Natasha sits up. She leans in and presses her lips to his. She stays still, waiting to feel his mouth move against hers, kissing tentatively, then she tilts her head to the side, her tongue slips between his lips and draws him in. She senses him moving his arms. His right hand cups her cheek, the left stops above her shoulder, and she reaches with her own to take the metal hand, draws it to her chest, leaves it there. His cold fingers press the mark right under her collarbone. That wound he remembers.
She bears the scars of only two gunshot wounds on her body, and this soldier put both of them there. One of them wasn't even aimed at her. Natasha doesn't hold it against him, if not as a blow to her pride. She would have shot him without batting an eyelash as well, had the necessity arisen. Even back in the time when they happened to work on the same side.

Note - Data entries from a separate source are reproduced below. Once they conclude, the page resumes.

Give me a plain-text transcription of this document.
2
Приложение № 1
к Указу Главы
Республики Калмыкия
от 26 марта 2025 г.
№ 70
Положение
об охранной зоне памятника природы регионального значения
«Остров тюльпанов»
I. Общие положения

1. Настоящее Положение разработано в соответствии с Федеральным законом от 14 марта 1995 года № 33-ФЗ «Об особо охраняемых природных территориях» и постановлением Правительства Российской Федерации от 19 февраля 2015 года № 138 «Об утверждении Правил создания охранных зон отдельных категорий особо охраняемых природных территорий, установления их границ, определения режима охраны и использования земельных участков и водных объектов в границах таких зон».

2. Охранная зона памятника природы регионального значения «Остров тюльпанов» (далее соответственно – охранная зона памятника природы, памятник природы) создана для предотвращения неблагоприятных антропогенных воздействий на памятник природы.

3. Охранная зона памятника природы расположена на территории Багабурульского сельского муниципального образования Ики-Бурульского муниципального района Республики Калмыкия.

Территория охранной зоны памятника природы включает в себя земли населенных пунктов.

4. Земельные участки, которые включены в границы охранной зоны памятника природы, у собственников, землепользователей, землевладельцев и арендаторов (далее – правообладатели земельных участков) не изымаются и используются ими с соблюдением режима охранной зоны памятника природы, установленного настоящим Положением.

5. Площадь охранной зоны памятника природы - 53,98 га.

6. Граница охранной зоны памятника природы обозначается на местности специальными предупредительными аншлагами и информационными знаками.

Natasha places her hands on his shoulders and pushes him down on his back as she throws a leg over his, so she can sit on his lap, straddling him. She looks down with a smirk.
Bucky smirks right back. Years ago, when she was living a different life (no, not a different life, just a different lie she now won't stomach anymore), he had gone without the cryogenic therapy for too long, and small things had begun to bleed through the cracks in his conditioning. Confusion, mostly, and a shadow of that smile. It's the smile she has come to recognize from old black and white pictures of him standing next to Steve, and that now is colored with a different frailty.
It's a smile Natasha could get used to, and she hangs her head down to kiss it again.